Há pouca diferença dessas campanhas com outras, como a que
afirmou, durante anos, sem nenhuma prova, que havia armas de destruição no
Iraque. A imprensa nazista passou anos recorrendo ao mesmo tipo de gente, de
“analistas” raciais a “entendidos” em geopolítica, para explicar e
contextualizar os perigos do judaísmo para o mundo, e a sua vinculação com os
bolcheviques comunistas.
Quando a Alemanha de Hitler dominava a Europa, os nazistas
costumavam matar dez reféns para cada soldado alemão que sofria um atentado. Na
ofensiva de Tel-Aviv em Gaza, a mídia “ocidental” parece achar normal que a
proporção de civis mortos e feridos, seja de mais de 20 palestinos para cada
israelense atingido em combate ou pelos foguetes artesanais do Hamas, e que boa
parte do território – com mais de 4 mil habitantes por quilômetro quadrado – já
tenha sido destruída, deixando mais de 100 mil desabrigados.
Ao bombardear mulheres e velhos, meninos e meninas,
apartamentos e ruas de Gaza, Israel implantou, regou e alimentou, com ossos e
sangue – como faziam os nazistas com suas experiências com repolhos no campo de
extermínio de Maidanek – um ódio profundo e incomensurável em nova geração de
palestinos, da mesma forma que, ao destruir o Iraque, os Estados Unidos abriram
caminho para Bagdá e Mossul para os terroristas da Al Qaeda.
Quando se tornar impossível a sobrevivência e a permanência,
dentro das estreitas fronteiras de sua gaiola de escombros, cercada por muros e
arame farpado, dos quase 2 milhões de palestinos que vivem em Gaza, será que os
israelenses se inspirarão em seus algozes de um outro gueto, o de Varsóvia? Lá,
judeus de toda a Europa foram amontoados, sem água, luz, comida ou aquecimento,
durante meses a fio, para morrer de tifo e outras doenças contagiosas.
Finalmente, foram levados para campos – como Israel pode fazer com os
palestinos – se quiser, teoricamente, assisti-los “humanitariamente”.

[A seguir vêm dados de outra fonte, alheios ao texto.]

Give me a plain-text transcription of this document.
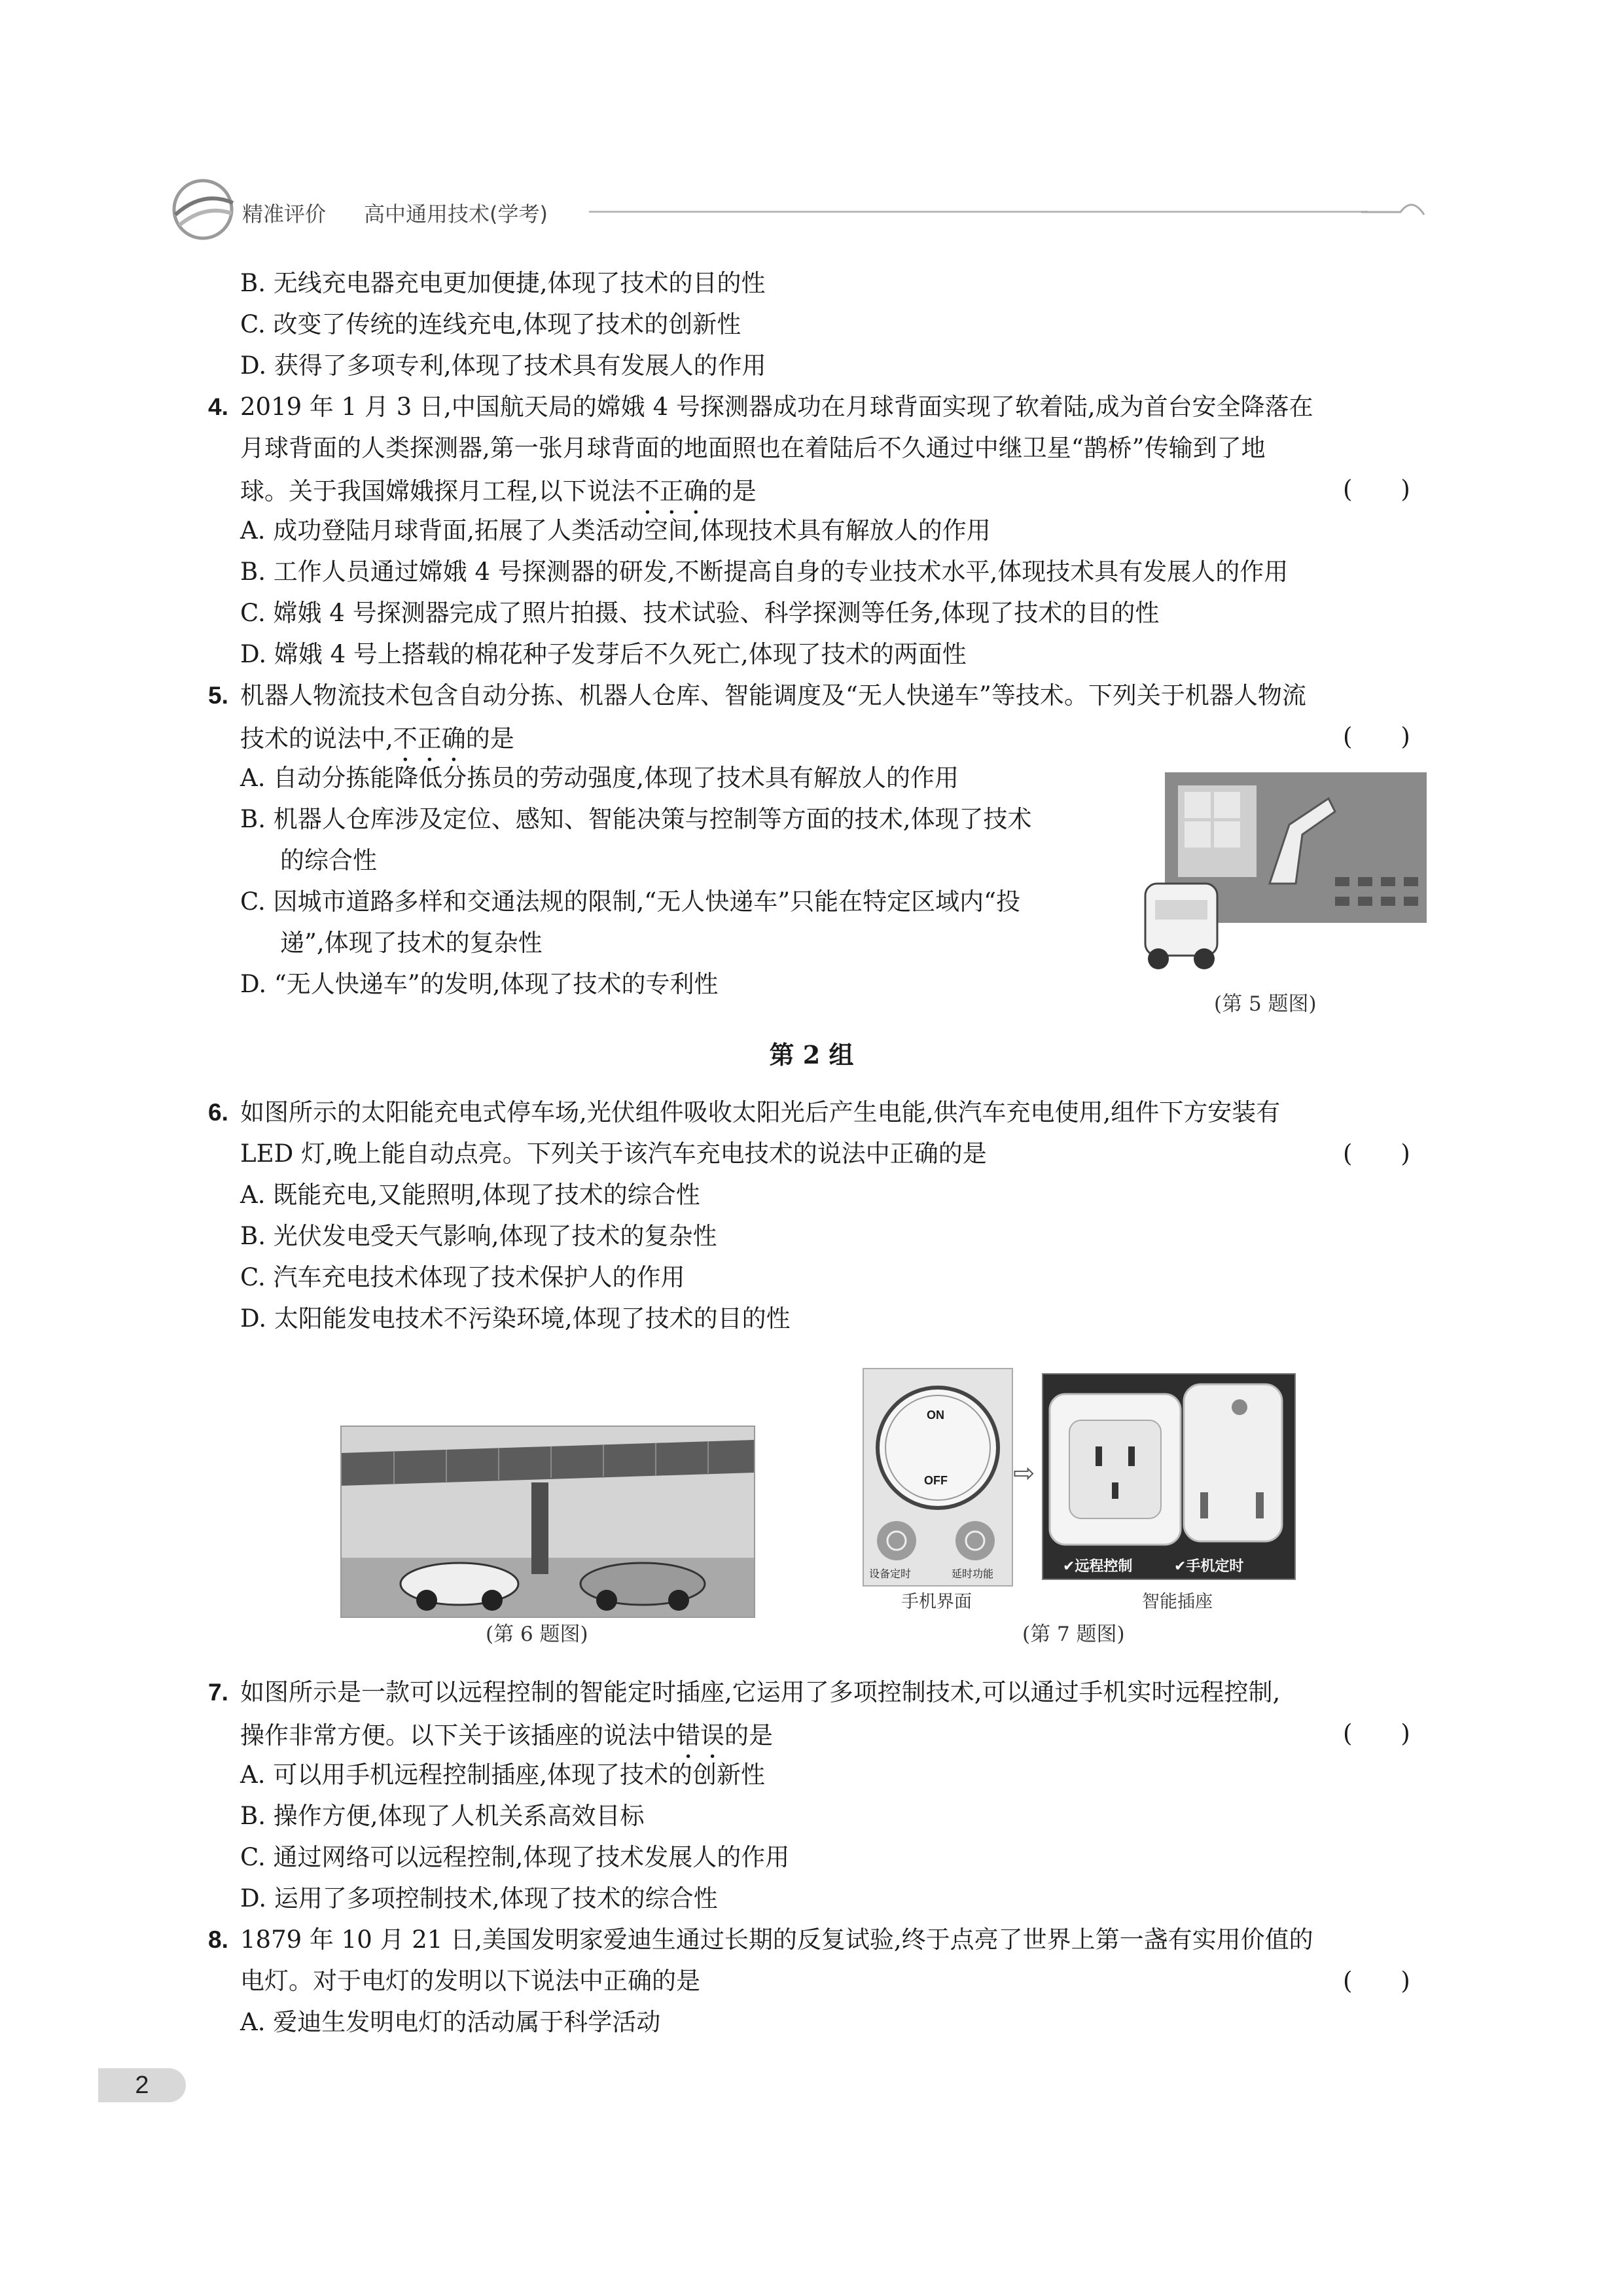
精准评价 高中通用技术(学考)
B. 无线充电器充电更加便捷,体现了技术的目的性
C. 改变了传统的连线充电,体现了技术的创新性
D. 获得了多项专利,体现了技术具有发展人的作用
4. 2019 年 1 月 3 日,中国航天局的嫦娥 4 号探测器成功在月球背面实现了软着陆,成为首台安全降落在
月球背面的人类探测器,第一张月球背面的地面照也在着陆后不久通过中继卫星“鹊桥”传输到了地
球。关于我国嫦娥探月工程,以下说法不正确的是	(　　)
A. 成功登陆月球背面,拓展了人类活动空间,体现技术具有解放人的作用
B. 工作人员通过嫦娥 4 号探测器的研发,不断提高自身的专业技术水平,体现技术具有发展人的作用
C. 嫦娥 4 号探测器完成了照片拍摄、技术试验、科学探测等任务,体现了技术的目的性
D. 嫦娥 4 号上搭载的棉花种子发芽后不久死亡,体现了技术的两面性
5. 机器人物流技术包含自动分拣、机器人仓库、智能调度及“无人快递车”等技术。下列关于机器人物流
技术的说法中,不正确的是	(　　)
A. 自动分拣能降低分拣员的劳动强度,体现了技术具有解放人的作用
B. 机器人仓库涉及定位、感知、智能决策与控制等方面的技术,体现了技术
的综合性
C. 因城市道路多样和交通法规的限制,“无人快递车”只能在特定区域内“投
递”,体现了技术的复杂性
D. “无人快递车”的发明,体现了技术的专利性
(第 5 题图)
第 2 组
6. 如图所示的太阳能充电式停车场,光伏组件吸收太阳光后产生电能,供汽车充电使用,组件下方安装有
LED 灯,晚上能自动点亮。下列关于该汽车充电技术的说法中正确的是	(　　)
A. 既能充电,又能照明,体现了技术的综合性
B. 光伏发电受天气影响,体现了技术的复杂性
C. 汽车充电技术体现了技术保护人的作用
D. 太阳能发电技术不污染环境,体现了技术的目的性
(第 6 题图)
ON
OFF
设备定时	延时功能
⇨
✔远程控制	✔手机定时
手机界面	智能插座
(第 7 题图)
7. 如图所示是一款可以远程控制的智能定时插座,它运用了多项控制技术,可以通过手机实时远程控制,
操作非常方便。以下关于该插座的说法中错误的是	(　　)
A. 可以用手机远程控制插座,体现了技术的创新性
B. 操作方便,体现了人机关系高效目标
C. 通过网络可以远程控制,体现了技术发展人的作用
D. 运用了多项控制技术,体现了技术的综合性
8. 1879 年 10 月 21 日,美国发明家爱迪生通过长期的反复试验,终于点亮了世界上第一盏有实用价值的
电灯。对于电灯的发明以下说法中正确的是	(　　)
A. 爱迪生发明电灯的活动属于科学活动
2
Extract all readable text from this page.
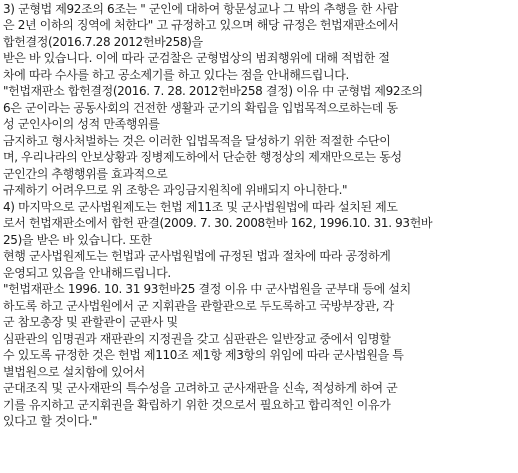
3) 군형법 제92조의 6조는 " 군인에 대하여 항문성교나 그 밖의 추행을 한 사람
은 2년 이하의 징역에 처한다" 고 규정하고 있으며 해당 규정은 헌법재판소에서
합헌결정(2016.7.28 2012헌바258)을
받은 바 있습니다. 이에 따라 군검찰은 군형법상의 범죄행위에 대해 적법한 절
차에 따라 수사를 하고 공소제기를 하고 있다는 점을 안내해드립니다.
"헌법재판소 합헌결정(2016. 7. 28. 2012헌바258 결정) 이유 中 군형법 제92조의
6은 군이라는 공동사회의 건전한 생활과 군기의 확립을 입법목적으로하는데 동
성 군인사이의 성적 만족행위를
금지하고 형사처벌하는 것은 이러한 입법목적을 달성하기 위한 적절한 수단이
며, 우리나라의 안보상황과 징병제도하에서 단순한 행정상의 제재만으로는 동성
군인간의 추행행위를 효과적으로
규제하기 어려우므로 위 조항은 과잉금지원칙에 위배되지 아니한다."
4) 마지막으로 군사법원제도는 헌법 제11조 및 군사법원법에 따라 설치된 제도
로서 헌법재판소에서 합헌 판결(2009. 7. 30. 2008헌바 162, 1996.10. 31. 93헌바
25)을 받은 바 있습니다. 또한
현행 군사법원제도는 헌법과 군사법원법에 규정된 법과 절차에 따라 공정하게
운영되고 있음을 안내해드립니다.
"헌법재판소 1996. 10. 31 93헌바25 결정 이유 中 군사법원을 군부대 등에 설치
하도록 하고 군사법원에서 군 지휘관을 관할관으로 두도록하고 국방부장관, 각
군 참모총장 및 관할관이 군판사 및
심판관의 임명권과 재판관의 지정권을 갖고 심판관은 일반장교 중에서 임명할
수 있도록 규정한 것은 헌법 제110조 제1항 제3항의 위임에 따라 군사법원을 특
별법원으로 설치함에 있어서
군대조직 및 군사재판의 특수성을 고려하고 군사재판을 신속, 적성하게 하여 군
기를 유지하고 군지휘권을 확립하기 위한 것으로서 필요하고 합리적인 이유가
있다고 할 것이다."
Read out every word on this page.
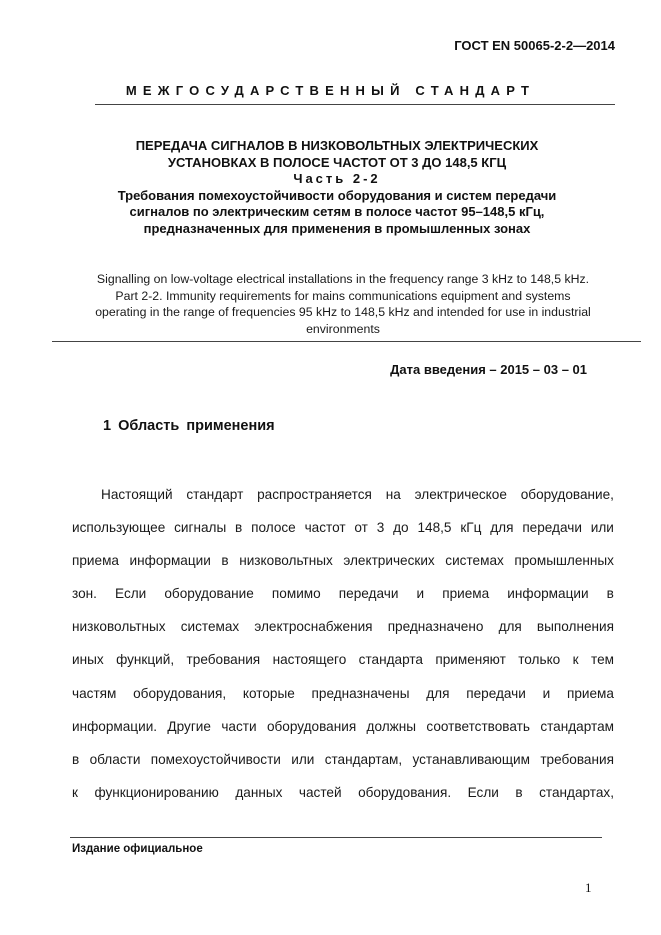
ГОСТ EN 50065-2-2—2014
МЕЖГОСУДАРСТВЕННЫЙ СТАНДАРТ
ПЕРЕДАЧА СИГНАЛОВ В НИЗКОВОЛЬТНЫХ ЭЛЕКТРИЧЕСКИХ
УСТАНОВКАХ В ПОЛОСЕ ЧАСТОТ ОТ 3 ДО 148,5 КГЦ
Часть 2-2
Требования помехоустойчивости оборудования и систем передачи
сигналов по электрическим сетям в полосе частот 95–148,5 кГц,
предназначенных для применения в промышленных зонах
Signalling on low-voltage electrical installations in the frequency range 3 kHz to 148,5 kHz.
Part 2-2. Immunity requirements for mains communications equipment and systems
operating in the range of frequencies 95 kHz to 148,5 kHz and intended for use in industrial
environments
Дата введения – 2015 – 03 – 01
1 Область применения
Настоящий стандарт распространяется на электрическое оборудование,
использующее сигналы в полосе частот от 3 до 148,5 кГц для передачи или
приема информации в низковольтных электрических системах промышленных
зон. Если оборудование помимо передачи и приема информации в
низковольтных системах электроснабжения предназначено для выполнения
иных функций, требования настоящего стандарта применяют только к тем
частям оборудования, которые предназначены для передачи и приема
информации. Другие части оборудования должны соответствовать стандартам
в области помехоустойчивости или стандартам, устанавливающим требования
к функционированию данных частей оборудования. Если в стандартах,
Издание официальное
1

A outra opção é entrar – como fizeram os SS do Brigadeführer
Jürgen Stroop há exatamente 71 anos – com tanques e lança-chamas no meio das
ruínas, no Gueto de Varsóvia, e caçar, um por um, os sobreviventes, até o
último homem, mulher ou criança, como se fossem ratos.
As ações do governo israelense são muito contestadas por
parte da oposição israelense e também por integrantes da comunidade judaica
espalhados pelo mundo. Mas a julgar pelo noticiário da imprensa “ocidental”,
essas vozes dissonantes tampouco existem.